Halfpenny is as elite as they come and he has skedaddled, joining the likes of George North, Jamie Roberts, Mike Phillips and Dan Lydiate, who are already in exile, and the highly rated centre Jonathan Davies, who will join them soon enough.

By way of rubbing salt in a gaping wound, the Irish struck another blow for home sweet home by announcing that Jamie Heaslip, the Leinster and Lions No 8, had rejected a lucrative contract in France and signed a new deal to remain in Dublin. Sean O’Brien, his back-row colleague for both province and country, did something similar a few days ago, as did the long-serving lock Paul O’Connell and a second man of Munster, the wing Keith Earls.

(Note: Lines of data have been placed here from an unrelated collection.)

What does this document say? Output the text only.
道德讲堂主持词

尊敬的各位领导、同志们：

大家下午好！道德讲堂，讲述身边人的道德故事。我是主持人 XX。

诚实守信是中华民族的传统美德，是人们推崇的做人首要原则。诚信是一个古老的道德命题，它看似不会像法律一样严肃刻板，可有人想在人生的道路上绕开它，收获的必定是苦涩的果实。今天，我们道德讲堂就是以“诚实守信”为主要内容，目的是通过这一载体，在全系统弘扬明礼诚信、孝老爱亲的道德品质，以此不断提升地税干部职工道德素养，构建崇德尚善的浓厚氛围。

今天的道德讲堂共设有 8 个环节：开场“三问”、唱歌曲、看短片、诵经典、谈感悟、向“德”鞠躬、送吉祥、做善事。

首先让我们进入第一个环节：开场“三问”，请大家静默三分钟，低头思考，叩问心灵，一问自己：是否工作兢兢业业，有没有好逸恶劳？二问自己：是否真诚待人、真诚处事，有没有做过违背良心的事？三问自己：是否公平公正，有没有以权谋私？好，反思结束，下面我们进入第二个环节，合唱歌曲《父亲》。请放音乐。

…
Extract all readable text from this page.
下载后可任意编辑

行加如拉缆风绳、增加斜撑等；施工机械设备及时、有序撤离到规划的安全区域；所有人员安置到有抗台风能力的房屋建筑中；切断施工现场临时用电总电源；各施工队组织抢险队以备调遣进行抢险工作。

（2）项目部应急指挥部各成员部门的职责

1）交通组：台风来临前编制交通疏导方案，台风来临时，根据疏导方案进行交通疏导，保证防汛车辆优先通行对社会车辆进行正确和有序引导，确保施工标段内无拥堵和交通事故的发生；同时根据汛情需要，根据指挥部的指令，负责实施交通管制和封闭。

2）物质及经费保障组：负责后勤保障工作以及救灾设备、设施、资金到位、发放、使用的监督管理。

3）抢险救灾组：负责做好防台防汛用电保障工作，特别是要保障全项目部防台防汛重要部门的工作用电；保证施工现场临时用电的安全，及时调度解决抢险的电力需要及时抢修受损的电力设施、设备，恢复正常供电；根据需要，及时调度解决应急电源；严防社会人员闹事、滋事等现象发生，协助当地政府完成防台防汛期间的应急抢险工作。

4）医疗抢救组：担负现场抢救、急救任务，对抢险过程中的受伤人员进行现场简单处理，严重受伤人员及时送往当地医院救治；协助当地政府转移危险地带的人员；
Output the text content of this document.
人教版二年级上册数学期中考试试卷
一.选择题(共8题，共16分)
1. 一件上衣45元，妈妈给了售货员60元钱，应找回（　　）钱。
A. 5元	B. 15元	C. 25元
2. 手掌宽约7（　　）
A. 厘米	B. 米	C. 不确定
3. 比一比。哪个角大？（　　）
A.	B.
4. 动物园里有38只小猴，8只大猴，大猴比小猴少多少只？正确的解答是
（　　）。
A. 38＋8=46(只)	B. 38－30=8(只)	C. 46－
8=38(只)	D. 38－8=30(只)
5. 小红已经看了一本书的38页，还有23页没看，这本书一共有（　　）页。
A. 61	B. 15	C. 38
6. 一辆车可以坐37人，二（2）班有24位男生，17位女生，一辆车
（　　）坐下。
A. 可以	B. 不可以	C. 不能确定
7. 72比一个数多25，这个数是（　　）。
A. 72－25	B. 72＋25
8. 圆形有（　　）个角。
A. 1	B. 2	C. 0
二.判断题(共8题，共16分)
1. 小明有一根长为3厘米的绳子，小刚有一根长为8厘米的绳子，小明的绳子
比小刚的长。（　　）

Not to mention another Lions tourist in the shape of the Ulster hooker Rory Best.

One of Best’s chief rivals for the Irish hooking slot, the South African-born Richardt Strauss, will complete one of the more remarkable comebacks in recent memory this weekend when he sits on the bench for the second-string Irish Wolfhounds just three months after undergoing heart surgery.

Strauss will be part of an extremely strong side charged with doing a job on the England Saxons at Gloucester tomorrow evening – a side featuring players as good as the Munster full-back Felix Jones, the Leinster outside-half Ian Madigan and the free-running Cardiff Blues No 8 Robin Copeland.

Calum Clark, the hard-edged Northampton flanker, will lead a Saxons line-up shot through with quality acts, from the Bath wing Anthony Watson and the Gloucester playmaker Freddie Burns behind the scrum to the eye-catching Saracens hooker Jamie George and the energetic Harlequins flanker Luke Wallace up front.

Watson, released from the senior England squad for this game, will be of particular interest as he attempts to persuade the head coach, Stuart Lancaster, that he is worth a Six Nations debut against France a week tomorrow.